Ce, alors que l’État, et plus précisément le ministère de la Culture, continue de subventionner des organes de presse qui ont des allures de feuilles de chou propagandistes. En 2023, L’Humanité a touché 6,5 millions d’euros d’aide et 6,3 millions d’euros ont été alloués à Libération, tandis que La Dépêche du Midi, détenue par Jean-Michel Baylet, ancien ministre radical de gauche toujours engagé en politique, a reçu 3 millions d’euros. Y aurait-il un deux poids deux mesures ? C’est à craindre.

Vos commentaires

43 commentaires

  1. Il faudrait supprimer toutes les subventions des journaux et magazines, seuls ceux qui sont lus et rentables subsisteraient comme pour les entreprises, exemple le figaro et le monde se partagent plus de 36 millions d’€ propriétés des milliardaires Pigasse (a travaillé pour Lazard frères Banque) et Dassault les 2 pourraient combler les pertes s’il y en a

  2. L’état doit supprimer toute les subventions aux médias et vous verrez que les torchons de papiers disparaîtrons rapidement et ce sera bon pour la planète

  3. Ce magazine connu et apprécié par des milliers de français depuis sa création est victime , d’un choix arbitraire dicté par un milieu ou la Gauche règne sans partage , surtout celui des subventions qui lui permet de détourner une partie de celles-ci . Pourquoi aucune commission d’enquête de l’Assemblée nationale , ne se penche sur l’exacte utilisation de ces millions offerts à des journaux très partisans ?

  4. Je n’ai jamais lu 60 Millions. Ni pas grand_monde non plus apparemment, sinon son éditeur ne serait pas « dans le rouge ». Mais pourquoi lui couper les vivres tout en maintenant des subventions ruineuses à la presse officiellement gauchiste que personne ne lit non plus ?

    • Moi non plus je ne l’ai jamais lu, mais j’ai été pendant des années abonnée à Que Choisir. D’accord avec vous pour la suppression de toute la presse qui déforme la vérité.

    • Rectif. à mon post de 15h06. Suppression DES SUBVENTIONS à toute la presse … (qui supprimerait donc à terme tous ces tissus de mensonges)

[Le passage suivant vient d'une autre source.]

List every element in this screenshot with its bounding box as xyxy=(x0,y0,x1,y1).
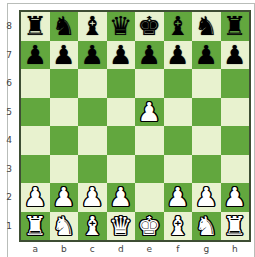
black-pawn[interactable]: ♟ xyxy=(24,42,47,68)
square-e5[interactable]: ♟ xyxy=(135,98,164,127)
square-a1[interactable]: ♜ xyxy=(21,212,50,241)
black-pawn[interactable]: ♟ xyxy=(52,42,75,68)
black-rook[interactable]: ♜ xyxy=(24,13,47,39)
square-d3[interactable] xyxy=(107,155,136,184)
square-c1[interactable]: ♝ xyxy=(78,212,107,241)
square-h8[interactable]: ♜ xyxy=(221,12,250,41)
square-f8[interactable]: ♝ xyxy=(164,12,193,41)
square-a6[interactable] xyxy=(21,69,50,98)
rank-label-6: 6 xyxy=(0,69,18,98)
square-a7[interactable]: ♟ xyxy=(21,41,50,70)
chess-board[interactable]: ♜♞♝♛♚♝♞♜♟♟♟♟♟♟♟♟♟♟♟♟♟♟♟♟♜♞♝♛♚♝♞♜ xyxy=(19,10,251,242)
square-f3[interactable] xyxy=(164,155,193,184)
black-queen[interactable]: ♛ xyxy=(109,13,132,39)
square-f6[interactable] xyxy=(164,69,193,98)
rank-label-1: 1 xyxy=(0,212,18,241)
square-b7[interactable]: ♟ xyxy=(50,41,79,70)
rank-label-2: 2 xyxy=(0,183,18,212)
square-d6[interactable] xyxy=(107,69,136,98)
rank-label-8: 8 xyxy=(0,12,18,41)
square-h4[interactable] xyxy=(221,126,250,155)
square-h7[interactable]: ♟ xyxy=(221,41,250,70)
white-rook[interactable]: ♜ xyxy=(24,213,47,239)
file-labels: abcdefgh xyxy=(21,244,249,255)
white-pawn[interactable]: ♟ xyxy=(81,184,104,210)
square-h6[interactable] xyxy=(221,69,250,98)
white-pawn[interactable]: ♟ xyxy=(52,184,75,210)
square-b5[interactable] xyxy=(50,98,79,127)
square-h2[interactable]: ♟ xyxy=(221,183,250,212)
white-knight[interactable]: ♞ xyxy=(52,213,75,239)
square-e3[interactable] xyxy=(135,155,164,184)
black-pawn[interactable]: ♟ xyxy=(195,42,218,68)
square-a5[interactable] xyxy=(21,98,50,127)
black-bishop[interactable]: ♝ xyxy=(81,13,104,39)
square-e7[interactable]: ♟ xyxy=(135,41,164,70)
black-knight[interactable]: ♞ xyxy=(195,13,218,39)
square-a3[interactable] xyxy=(21,155,50,184)
square-g8[interactable]: ♞ xyxy=(192,12,221,41)
white-knight[interactable]: ♞ xyxy=(195,213,218,239)
white-pawn[interactable]: ♟ xyxy=(223,184,246,210)
square-g1[interactable]: ♞ xyxy=(192,212,221,241)
square-c5[interactable] xyxy=(78,98,107,127)
white-pawn[interactable]: ♟ xyxy=(195,184,218,210)
file-label-d: d xyxy=(107,244,136,255)
file-label-e: e xyxy=(135,244,164,255)
square-d2[interactable]: ♟ xyxy=(107,183,136,212)
square-b2[interactable]: ♟ xyxy=(50,183,79,212)
black-pawn[interactable]: ♟ xyxy=(166,42,189,68)
rank-label-5: 5 xyxy=(0,98,18,127)
square-g6[interactable] xyxy=(192,69,221,98)
square-d8[interactable]: ♛ xyxy=(107,12,136,41)
square-f2[interactable]: ♟ xyxy=(164,183,193,212)
square-f5[interactable] xyxy=(164,98,193,127)
black-pawn[interactable]: ♟ xyxy=(138,42,161,68)
square-g5[interactable] xyxy=(192,98,221,127)
file-label-a: a xyxy=(21,244,50,255)
white-rook[interactable]: ♜ xyxy=(223,213,246,239)
square-d4[interactable] xyxy=(107,126,136,155)
file-label-h: h xyxy=(221,244,250,255)
white-pawn[interactable]: ♟ xyxy=(166,184,189,210)
square-b1[interactable]: ♞ xyxy=(50,212,79,241)
file-label-b: b xyxy=(50,244,79,255)
black-king[interactable]: ♚ xyxy=(138,13,161,39)
square-c6[interactable] xyxy=(78,69,107,98)
black-pawn[interactable]: ♟ xyxy=(81,42,104,68)
rank-label-7: 7 xyxy=(0,41,18,70)
white-queen[interactable]: ♛ xyxy=(109,213,132,239)
black-knight[interactable]: ♞ xyxy=(52,13,75,39)
rank-label-3: 3 xyxy=(0,155,18,184)
square-b6[interactable] xyxy=(50,69,79,98)
file-label-f: f xyxy=(164,244,193,255)
square-d1[interactable]: ♛ xyxy=(107,212,136,241)
chess-app-window: 87654321 ♜♞♝♛♚♝♞♜♟♟♟♟♟♟♟♟♟♟♟♟♟♟♟♟♜♞♝♛♚♝♞… xyxy=(0,0,255,257)
square-g3[interactable] xyxy=(192,155,221,184)
rank-label-4: 4 xyxy=(0,126,18,155)
square-f4[interactable] xyxy=(164,126,193,155)
square-g7[interactable]: ♟ xyxy=(192,41,221,70)
square-e6[interactable] xyxy=(135,69,164,98)
square-b4[interactable] xyxy=(50,126,79,155)
square-c7[interactable]: ♟ xyxy=(78,41,107,70)
file-label-c: c xyxy=(78,244,107,255)
square-e8[interactable]: ♚ xyxy=(135,12,164,41)
square-b3[interactable] xyxy=(50,155,79,184)
square-g4[interactable] xyxy=(192,126,221,155)
black-rook[interactable]: ♜ xyxy=(223,13,246,39)
square-e1[interactable]: ♚ xyxy=(135,212,164,241)
white-king[interactable]: ♚ xyxy=(138,213,161,239)
file-label-g: g xyxy=(192,244,221,255)
black-pawn[interactable]: ♟ xyxy=(223,42,246,68)
square-a2[interactable]: ♟ xyxy=(21,183,50,212)
white-bishop[interactable]: ♝ xyxy=(81,213,104,239)
white-pawn[interactable]: ♟ xyxy=(24,184,47,210)
square-h1[interactable]: ♜ xyxy=(221,212,250,241)
square-e2[interactable] xyxy=(135,183,164,212)
square-f1[interactable]: ♝ xyxy=(164,212,193,241)
square-g2[interactable]: ♟ xyxy=(192,183,221,212)
square-h3[interactable] xyxy=(221,155,250,184)
square-c3[interactable] xyxy=(78,155,107,184)
square-b8[interactable]: ♞ xyxy=(50,12,79,41)
square-d7[interactable]: ♟ xyxy=(107,41,136,70)
white-pawn[interactable]: ♟ xyxy=(138,99,161,125)
square-a4[interactable] xyxy=(21,126,50,155)
square-e4[interactable] xyxy=(135,126,164,155)
square-c8[interactable]: ♝ xyxy=(78,12,107,41)
square-f7[interactable]: ♟ xyxy=(164,41,193,70)
square-d5[interactable] xyxy=(107,98,136,127)
square-c4[interactable] xyxy=(78,126,107,155)
white-pawn[interactable]: ♟ xyxy=(109,184,132,210)
black-pawn[interactable]: ♟ xyxy=(109,42,132,68)
square-c2[interactable]: ♟ xyxy=(78,183,107,212)
square-a8[interactable]: ♜ xyxy=(21,12,50,41)
square-h5[interactable] xyxy=(221,98,250,127)
black-bishop[interactable]: ♝ xyxy=(166,13,189,39)
white-bishop[interactable]: ♝ xyxy=(166,213,189,239)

  5. Il serait grand temps de revoir les subventions de l’état et des collectivités publiques et les réduire à ce qui relève strictement de leurs compétences. Il n’est pas certain que les subventions accordées à la presse en fassent partie.

  6. Pour faire des économies, il faudrait que Macron cesse de voyager sans arrêt: il dépense l’argent des autres et il pollue l’atmosphère. S’il veut voyager, il faut qu’il paie ce qui n’est pas un voyage d’Etat.

  7. « Dans ce contexte, il est proposé de retenir la solution de la cession de l’activité de presse et la dissolution de l’établissement.  » = pourquoi ne vendent ils pas ce magasine à M Bolloré?
    Je suppose que ce monsieur, même sans Institut national de la consommation, serait sûrement capable de faire des comparatifs entre différents objets ou produits et faire fonctionner ce magasine.

  8. Je n’ai jamais lu 60 millions de consommateurs. Je me fais une opinion par moi-même des produits en vente et n’ai pas besoin de conseils (le plus souvent orientés) Par contre, il faudrait aller plus loin. Il est inadmissible que l’Etat aide financièrement des journaux qui ne se lisent pas.

  9. Pourquoi subventionner des journaux politisés… ils devraient être financés par ceux qui les lisent par les contribuables qui les haïssent pour bon nombre… comme moi en tous cas !

  10. Si on doit fermer tous les établissements publics dont la situation financière est fortement dégradée , pourquoi ne pas commencer à fermer France TV et tous les médias de service public qui nous coûtent un pognon de dingue ?

  11. Il, st bien évidement beaucoup plus important de verser des subventions à l’Humanité, Le Monde, Le Nouvel Obs, Libe… pour leur tenir la tête hors de l’eau que de soutenir un magasine apolitique qui concerne TOUS les Français. Mais l’INC signalait des choses qui ne plaisaient pas à nos gouvernants…

  12. On le destitue QUAND ??
    Tous les jours un nouvel acte contre le peuple français, ça suffit !
    Arrêter le massacre organisé par Macron.
    Un président qui fait couler le pays qu’il a pour devoir de protéger doit être destitué.
    L’art 68 doit être appliqué, en urgence !!